The last category suggested by Nobel (1979) is the Duel effigy encompassing both zoomorphic and human forms.  This category has also been referred to as “nonnaturlaistic representations” (Mathews 1981) and includes imagery of creatures not found in nature.

So, what does it all mean???  There have been many theories presented about the significance of similar effigies exhibited on pipes, combs, charms and some ceramics.  They range from aesthetic “art for art’s sake”, to ceremonially significant, to representative of clans, to mnemonic devices for long orations. 

Wonderley (2005) presents an interesting theory linking Iroquois cosmology and legends of creation to some of the composite pipes described earlier.  For example, prior to about 1800 the Iroquois did not believe in humans being created by a divine creator but that that they came up out of the ground.  Some groups, the Oneidas for instance could show you the hollow from which their ancestors emerged.  Could this be what is represented in the Figure-in-Arch and Figure-in-Crescent motifs?  Perhaps even the Dougherty pipe is related to this theme of emergence. 

According to the archaeological evidence of the region the proliferation of pipes occurs, “[between] the late prehistoric and the early protohistoric [periods, 1450-1500]” (Nobel 1979 & Mathews 1980).  Funk and Kuhn (2003) suggest the Iroquois Confederacy grew out of an earlier alliance among the Mohawk, Oneida and Onondaga nations.  Many scholars and ethnographic accounts agree that this budding alliance or “pre-league confederacy” began “in the late 1400’s and mid 1500’s” (Wonderley 2005) and eventually grew into the Iroquois Confederacy of Six Nations.  It is Hosbach (1992) and Wonderley (2005) that suggest a correlation between this evidence and the ideas of birth and emergence to the iconography of some of the effigies.  Could these pipes be evidence of growing alliances, political or economic, throughout the Mid-Atlantic region?

It should be noted that most of this discussion has focused on effigy pipes recovered from sites in southern Ontario and upper New York State.  The images (unless otherwise noted) are from the collections of The State Museum of Pennsylvania and were primarily recovered from Susquehannock sites. 

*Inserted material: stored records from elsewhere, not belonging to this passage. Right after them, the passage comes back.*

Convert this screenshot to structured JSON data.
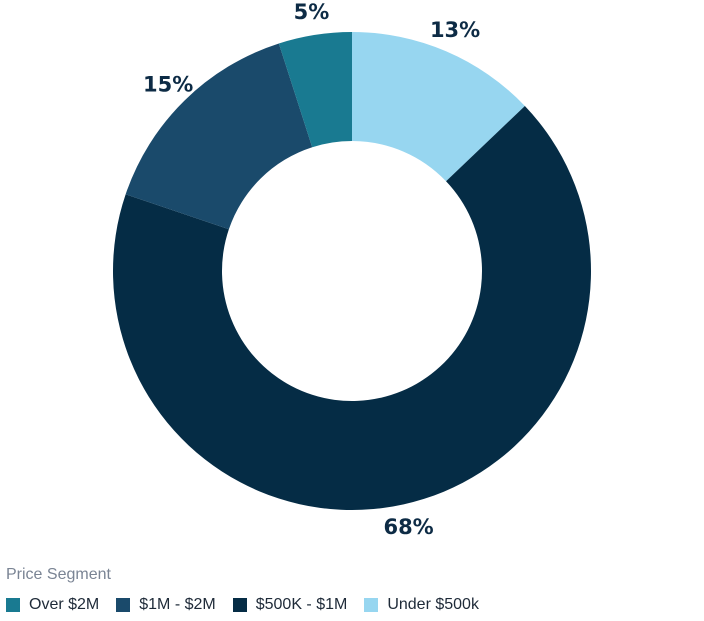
{
  "chart_data": {
    "type": "pie",
    "variant": "donut",
    "legend_title": "Price Segment",
    "legend_position": "bottom-left",
    "slices": [
      {
        "name": "Under $500k",
        "value": 13,
        "label": "13%",
        "color": "#97d6f0"
      },
      {
        "name": "$500K - $1M",
        "value": 68,
        "label": "68%",
        "color": "#052c45"
      },
      {
        "name": "$1M - $2M",
        "value": 15,
        "label": "15%",
        "color": "#1a4a6b"
      },
      {
        "name": "Over $2M",
        "value": 5,
        "label": "5%",
        "color": "#197a91"
      }
    ],
    "legend_order": [
      "Over $2M",
      "$1M - $2M",
      "$500K - $1M",
      "Under $500k"
    ]
  }
}
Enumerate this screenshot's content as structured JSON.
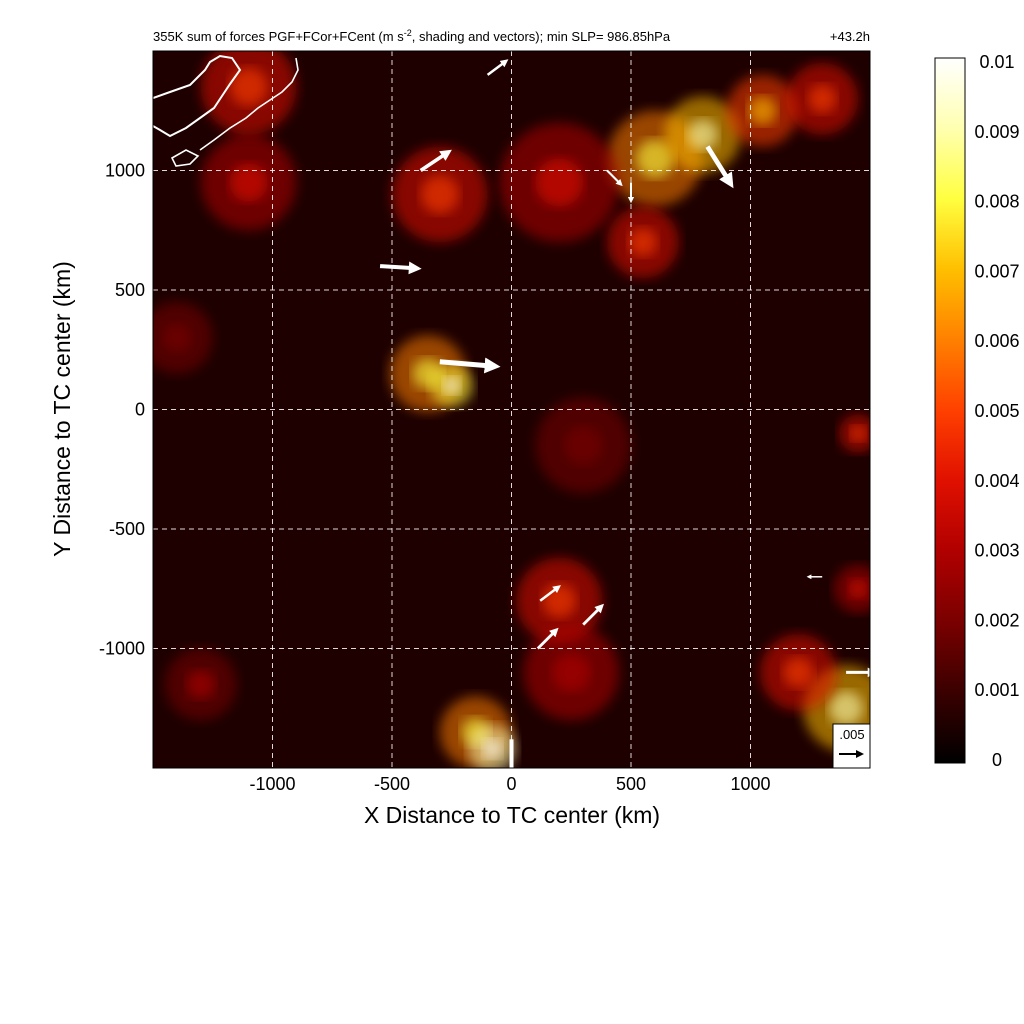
{
  "chart_data": {
    "type": "heatmap",
    "title": "355K sum of forces PGF+FCor+FCent (m s",
    "title_sup": "-2",
    "title_rest": ", shading and vectors); min SLP= 986.85hPa",
    "time_label": "+43.2h",
    "xlabel": "X Distance to TC center (km)",
    "ylabel": "Y Distance to TC center (km)",
    "xlim": [
      -1500,
      1500
    ],
    "ylim": [
      -1500,
      1500
    ],
    "x_ticks": [
      -1000,
      -500,
      0,
      500,
      1000
    ],
    "y_ticks": [
      -1000,
      -500,
      0,
      500,
      1000
    ],
    "x_tick_labels": [
      "-1000",
      "-500",
      "0",
      "500",
      "1000"
    ],
    "y_tick_labels": [
      "-1000",
      "-500",
      "0",
      "500",
      "1000"
    ],
    "grid": true,
    "colorbar": {
      "min": 0,
      "max": 0.01,
      "ticks": [
        0,
        0.001,
        0.002,
        0.003,
        0.004,
        0.005,
        0.006,
        0.007,
        0.008,
        0.009,
        0.01
      ],
      "tick_labels": [
        "0",
        "0.001",
        "0.002",
        "0.003",
        "0.004",
        "0.005",
        "0.006",
        "0.007",
        "0.008",
        "0.009",
        "0.01"
      ],
      "colors": [
        "#000000",
        "#3a0000",
        "#7a0000",
        "#b00000",
        "#e01000",
        "#ff4000",
        "#ff8000",
        "#ffbf00",
        "#ffff40",
        "#ffffb0",
        "#ffffff"
      ]
    },
    "reference_vector": {
      "label": ".005",
      "magnitude": 0.005
    },
    "hotspots": [
      {
        "x": -350,
        "y": 150,
        "r": 160,
        "v": 0.006
      },
      {
        "x": -250,
        "y": 100,
        "r": 90,
        "v": 0.008
      },
      {
        "x": 600,
        "y": 1050,
        "r": 200,
        "v": 0.006
      },
      {
        "x": 800,
        "y": 1150,
        "r": 160,
        "v": 0.007
      },
      {
        "x": 1050,
        "y": 1250,
        "r": 150,
        "v": 0.005
      },
      {
        "x": 1300,
        "y": 1300,
        "r": 150,
        "v": 0.004
      },
      {
        "x": 200,
        "y": 950,
        "r": 250,
        "v": 0.003
      },
      {
        "x": -300,
        "y": 900,
        "r": 200,
        "v": 0.0035
      },
      {
        "x": -1100,
        "y": 950,
        "r": 200,
        "v": 0.003
      },
      {
        "x": -1100,
        "y": 1350,
        "r": 200,
        "v": 0.0035
      },
      {
        "x": 550,
        "y": 700,
        "r": 150,
        "v": 0.004
      },
      {
        "x": -150,
        "y": -1350,
        "r": 150,
        "v": 0.006
      },
      {
        "x": -80,
        "y": -1420,
        "r": 100,
        "v": 0.009
      },
      {
        "x": 200,
        "y": -800,
        "r": 180,
        "v": 0.004
      },
      {
        "x": 250,
        "y": -1100,
        "r": 200,
        "v": 0.0025
      },
      {
        "x": 1400,
        "y": -1250,
        "r": 180,
        "v": 0.007
      },
      {
        "x": 1200,
        "y": -1100,
        "r": 160,
        "v": 0.004
      },
      {
        "x": 1450,
        "y": -750,
        "r": 100,
        "v": 0.003
      },
      {
        "x": 1450,
        "y": -100,
        "r": 80,
        "v": 0.004
      },
      {
        "x": -1300,
        "y": -1150,
        "r": 150,
        "v": 0.002
      },
      {
        "x": -1400,
        "y": 300,
        "r": 150,
        "v": 0.0015
      },
      {
        "x": 300,
        "y": -150,
        "r": 200,
        "v": 0.0015
      }
    ],
    "vectors": [
      {
        "x": -550,
        "y": 600,
        "u": 0.008,
        "v": -0.0005
      },
      {
        "x": -380,
        "y": 1000,
        "u": 0.006,
        "v": 0.004
      },
      {
        "x": -300,
        "y": 200,
        "u": 0.012,
        "v": -0.001
      },
      {
        "x": 820,
        "y": 1100,
        "u": 0.005,
        "v": -0.008
      },
      {
        "x": 400,
        "y": 1000,
        "u": 0.003,
        "v": -0.003
      },
      {
        "x": 0,
        "y": -1380,
        "u": 0,
        "v": -0.008
      },
      {
        "x": -100,
        "y": 1400,
        "u": 0.004,
        "v": 0.003
      },
      {
        "x": 110,
        "y": -1000,
        "u": 0.004,
        "v": 0.004
      },
      {
        "x": 300,
        "y": -900,
        "u": 0.004,
        "v": 0.004
      },
      {
        "x": 120,
        "y": -800,
        "u": 0.004,
        "v": 0.003
      },
      {
        "x": 1400,
        "y": -1100,
        "u": 0.006,
        "v": 0
      },
      {
        "x": 1300,
        "y": -700,
        "u": -0.003,
        "v": 0
      },
      {
        "x": 500,
        "y": 950,
        "u": 0,
        "v": -0.004
      }
    ]
  }
}
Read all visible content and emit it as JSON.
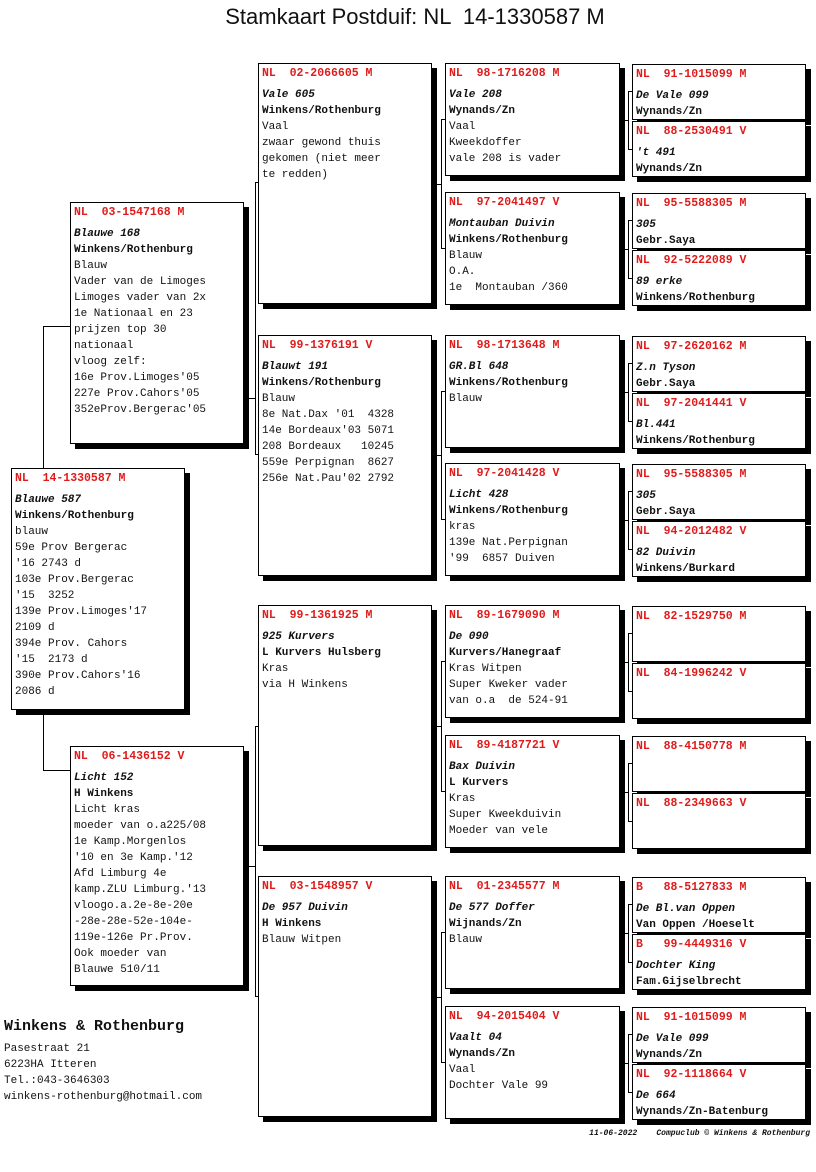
{
  "title": "Stamkaart Postduif: NL  14-1330587 M",
  "pedigree": {
    "subject": {
      "ring": "NL  14-1330587 M",
      "name": "Blauwe 587",
      "owner": "Winkens/Rothenburg",
      "lines": [
        "blauw",
        "59e Prov Bergerac",
        "'16 2743 d",
        "103e Prov.Bergerac",
        "'15  3252",
        "139e Prov.Limoges'17",
        "2109 d",
        "394e Prov. Cahors",
        "'15  2173 d",
        "390e Prov.Cahors'16",
        "2086 d"
      ]
    },
    "sire": {
      "ring": "NL  03-1547168 M",
      "name": "Blauwe 168",
      "owner": "Winkens/Rothenburg",
      "lines": [
        "Blauw",
        "Vader van de Limoges",
        "Limoges vader van 2x",
        "1e Nationaal en 23",
        "prijzen top 30",
        "nationaal",
        "vloog zelf:",
        "16e Prov.Limoges'05",
        "227e Prov.Cahors'05",
        "352eProv.Bergerac'05"
      ]
    },
    "dam": {
      "ring": "NL  06-1436152 V",
      "name": "Licht 152",
      "owner": "H Winkens",
      "lines": [
        "Licht kras",
        "moeder van o.a225/08",
        "1e Kamp.Morgenlos",
        "'10 en 3e Kamp.'12",
        "Afd Limburg 4e",
        "kamp.ZLU Limburg.'13",
        "vloogo.a.2e-8e-20e",
        "-28e-28e-52e-104e-",
        "119e-126e Pr.Prov.",
        "Ook moeder van",
        "Blauwe 510/11"
      ]
    },
    "gen2": [
      {
        "ring": "NL  02-2066605 M",
        "name": "Vale 605",
        "owner": "Winkens/Rothenburg",
        "lines": [
          "Vaal",
          "zwaar gewond thuis",
          "gekomen (niet meer",
          "te redden)"
        ]
      },
      {
        "ring": "NL  99-1376191 V",
        "name": "Blauwt 191",
        "owner": "Winkens/Rothenburg",
        "lines": [
          "Blauw",
          "8e Nat.Dax '01  4328",
          "14e Bordeaux'03 5071",
          "208 Bordeaux   10245",
          "559e Perpignan  8627",
          "256e Nat.Pau'02 2792"
        ]
      },
      {
        "ring": "NL  99-1361925 M",
        "name": "925 Kurvers",
        "owner": "L Kurvers Hulsberg",
        "lines": [
          "Kras",
          "via H Winkens"
        ]
      },
      {
        "ring": "NL  03-1548957 V",
        "name": "De 957 Duivin",
        "owner": "H Winkens",
        "lines": [
          "Blauw Witpen"
        ]
      }
    ],
    "gen3": [
      {
        "ring": "NL  98-1716208 M",
        "name": "Vale 208",
        "owner": "Wynands/Zn",
        "lines": [
          "Vaal",
          "Kweekdoffer",
          "vale 208 is vader"
        ]
      },
      {
        "ring": "NL  97-2041497 V",
        "name": "Montauban Duivin",
        "owner": "Winkens/Rothenburg",
        "lines": [
          "Blauw",
          "O.A.",
          "1e  Montauban /360"
        ]
      },
      {
        "ring": "NL  98-1713648 M",
        "name": "GR.Bl 648",
        "owner": "Winkens/Rothenburg",
        "lines": [
          "Blauw"
        ]
      },
      {
        "ring": "NL  97-2041428 V",
        "name": "Licht 428",
        "owner": "Winkens/Rothenburg",
        "lines": [
          "kras",
          "139e Nat.Perpignan",
          "'99  6857 Duiven"
        ]
      },
      {
        "ring": "NL  89-1679090 M",
        "name": "De 090",
        "owner": "Kurvers/Hanegraaf",
        "lines": [
          "Kras Witpen",
          "Super Kweker vader",
          "van o.a  de 524-91"
        ]
      },
      {
        "ring": "NL  89-4187721 V",
        "name": "Bax Duivin",
        "owner": "L Kurvers",
        "lines": [
          "Kras",
          "Super Kweekduivin",
          "Moeder van vele"
        ]
      },
      {
        "ring": "NL  01-2345577 M",
        "name": "De 577 Doffer",
        "owner": "Wijnands/Zn",
        "lines": [
          "Blauw"
        ]
      },
      {
        "ring": "NL  94-2015404 V",
        "name": "Vaalt 04",
        "owner": "Wynands/Zn",
        "lines": [
          "Vaal",
          "Dochter Vale 99"
        ]
      }
    ],
    "gen4": [
      {
        "ring": "NL  91-1015099 M",
        "name": "De Vale 099",
        "owner": "Wynands/Zn"
      },
      {
        "ring": "NL  88-2530491 V",
        "name": "'t 491",
        "owner": "Wynands/Zn"
      },
      {
        "ring": "NL  95-5588305 M",
        "name": "305",
        "owner": "Gebr.Saya"
      },
      {
        "ring": "NL  92-5222089 V",
        "name": "89 erke",
        "owner": "Winkens/Rothenburg"
      },
      {
        "ring": "NL  97-2620162 M",
        "name": "Z.n Tyson",
        "owner": "Gebr.Saya"
      },
      {
        "ring": "NL  97-2041441 V",
        "name": "Bl.441",
        "owner": "Winkens/Rothenburg"
      },
      {
        "ring": "NL  95-5588305 M",
        "name": "305",
        "owner": "Gebr.Saya"
      },
      {
        "ring": "NL  94-2012482 V",
        "name": "82 Duivin",
        "owner": "Winkens/Burkard"
      },
      {
        "ring": "NL  82-1529750 M",
        "name": "",
        "owner": ""
      },
      {
        "ring": "NL  84-1996242 V",
        "name": "",
        "owner": ""
      },
      {
        "ring": "NL  88-4150778 M",
        "name": "",
        "owner": ""
      },
      {
        "ring": "NL  88-2349663 V",
        "name": "",
        "owner": ""
      },
      {
        "ring": "B   88-5127833 M",
        "name": "De Bl.van Oppen",
        "owner": "Van Oppen /Hoeselt"
      },
      {
        "ring": "B   99-4449316 V",
        "name": "Dochter King",
        "owner": "Fam.Gijselbrecht"
      },
      {
        "ring": "NL  91-1015099 M",
        "name": "De Vale 099",
        "owner": "Wynands/Zn"
      },
      {
        "ring": "NL  92-1118664 V",
        "name": "De 664",
        "owner": "Wynands/Zn-Batenburg"
      }
    ]
  },
  "breeder": {
    "name": "Winkens & Rothenburg",
    "address": "Pasestraat 21",
    "city": "6223HA  Itteren",
    "phone": "Tel.:043-3646303",
    "email": "winkens-rothenburg@hotmail.com"
  },
  "footer": "11-06-2022    Compuclub © Winkens & Rothenburg",
  "colors": {
    "ring": "#e01b1b",
    "text": "#111111",
    "shadow": "#000000"
  }
}
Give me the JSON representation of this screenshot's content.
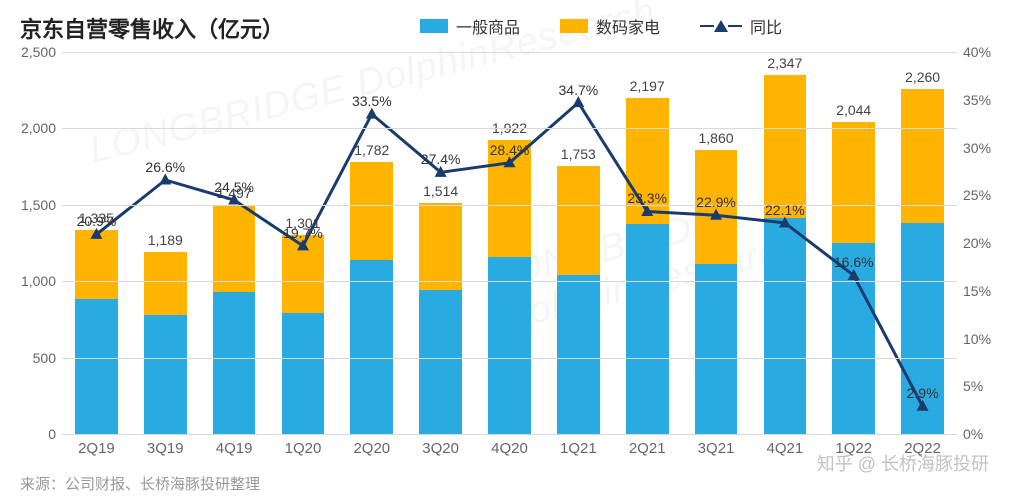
{
  "chart": {
    "type": "stacked-bar-with-line",
    "title": "京东自营零售收入（亿元）",
    "title_fontsize": 22,
    "title_color": "#222222",
    "background_color": "#ffffff",
    "grid_color": "#d9d9d9",
    "axis_label_color": "#666666",
    "axis_label_fontsize": 14,
    "categories": [
      "2Q19",
      "3Q19",
      "4Q19",
      "1Q20",
      "2Q20",
      "3Q20",
      "4Q20",
      "1Q21",
      "2Q21",
      "3Q21",
      "4Q21",
      "1Q22",
      "2Q22"
    ],
    "totals": [
      1335,
      1189,
      1497,
      1301,
      1782,
      1514,
      1922,
      1753,
      2197,
      1860,
      2347,
      2044,
      2260
    ],
    "series": [
      {
        "name": "一般商品",
        "color": "#29abe2",
        "values": [
          885,
          780,
          930,
          790,
          1140,
          940,
          1160,
          1040,
          1375,
          1110,
          1415,
          1250,
          1380
        ]
      },
      {
        "name": "数码家电",
        "color": "#ffb400",
        "values": [
          450,
          409,
          567,
          511,
          642,
          574,
          762,
          713,
          822,
          750,
          932,
          794,
          880
        ]
      }
    ],
    "line_series": {
      "name": "同比",
      "color": "#1a3b6e",
      "marker": "triangle",
      "marker_size": 10,
      "line_width": 3,
      "values_pct": [
        20.9,
        26.6,
        24.5,
        19.7,
        33.5,
        27.4,
        28.4,
        34.7,
        23.3,
        22.9,
        22.1,
        16.6,
        2.9
      ],
      "labels": [
        "20.9%",
        "26.6%",
        "24.5%",
        "19.7%",
        "33.5%",
        "27.4%",
        "28.4%",
        "34.7%",
        "23.3%",
        "22.9%",
        "22.1%",
        "16.6%",
        "2.9%"
      ]
    },
    "y_left": {
      "min": 0,
      "max": 2500,
      "step": 500,
      "ticks": [
        "0",
        "500",
        "1,000",
        "1,500",
        "2,000",
        "2,500"
      ]
    },
    "y_right": {
      "min": 0,
      "max": 40,
      "step": 5,
      "ticks": [
        "0%",
        "5%",
        "10%",
        "15%",
        "20%",
        "25%",
        "30%",
        "35%",
        "40%"
      ]
    },
    "bar_width_ratio": 0.62,
    "data_label_fontsize": 14,
    "data_label_color": "#444444"
  },
  "legend": {
    "items": [
      {
        "label": "一般商品",
        "type": "box",
        "color": "#29abe2"
      },
      {
        "label": "数码家电",
        "type": "box",
        "color": "#ffb400"
      },
      {
        "label": "同比",
        "type": "line-triangle",
        "color": "#1a3b6e"
      }
    ]
  },
  "source": "来源：公司财报、长桥海豚投研整理",
  "watermark_corner": "知乎 @ 长桥海豚投研",
  "watermark_bg": "LONGBRIDGE DolphinResearch"
}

Funk, Robert E., and Robert D. Kuhn
2003     Three Sixteenth-Century Mohawk Iroquois Village Sites.
New York State Museum Bulletin 503. New York State Department of Education, Albany

Hosbach, Richard.
1992     A Gyneco-Android Subset of Native Iroquoian El Ranch Pipes: A New Pipe Designation with the 
             Philosophical Concept of Sexual Duality as Its Basic Motif.
             Proceedings of the 1989 Smoking Pipe Conference Rochester Museum & Science Center
             Research Records 22 

Kinsey, Fred W., and Roger W. Moeller
1989       New Approaches to Other Pasts.
               Archaeological Services, Bethlehem, Connecticut  

Laidlaw, George E.
1913      Ontario Effigy Pipes in Stone. Annual Archaeological Report Ontario 1913:37-67

Mathews, Zena Pearlstone
1980       Of Man and Beast: the Chronology of Effigy Pipes among Ontario Iroquoians.
               Ethnohistory 27 (4):295-307
1981       The Identification of Animals on Ontario Iroquoian Pipes.
               Canadian Journal of Archaeology 5:31-48

Nobel, William C.
1979       Ontario Iroquois Effigy Pipes. Canadian Journal of Archaeology 3:69-90

Wonderley, Anthony
2005     Effigy Pipes, Diplomacy, and Myth: Exploring Interaction between
St. Lawrence Iroquoians and Eastern Iroquois in New York State.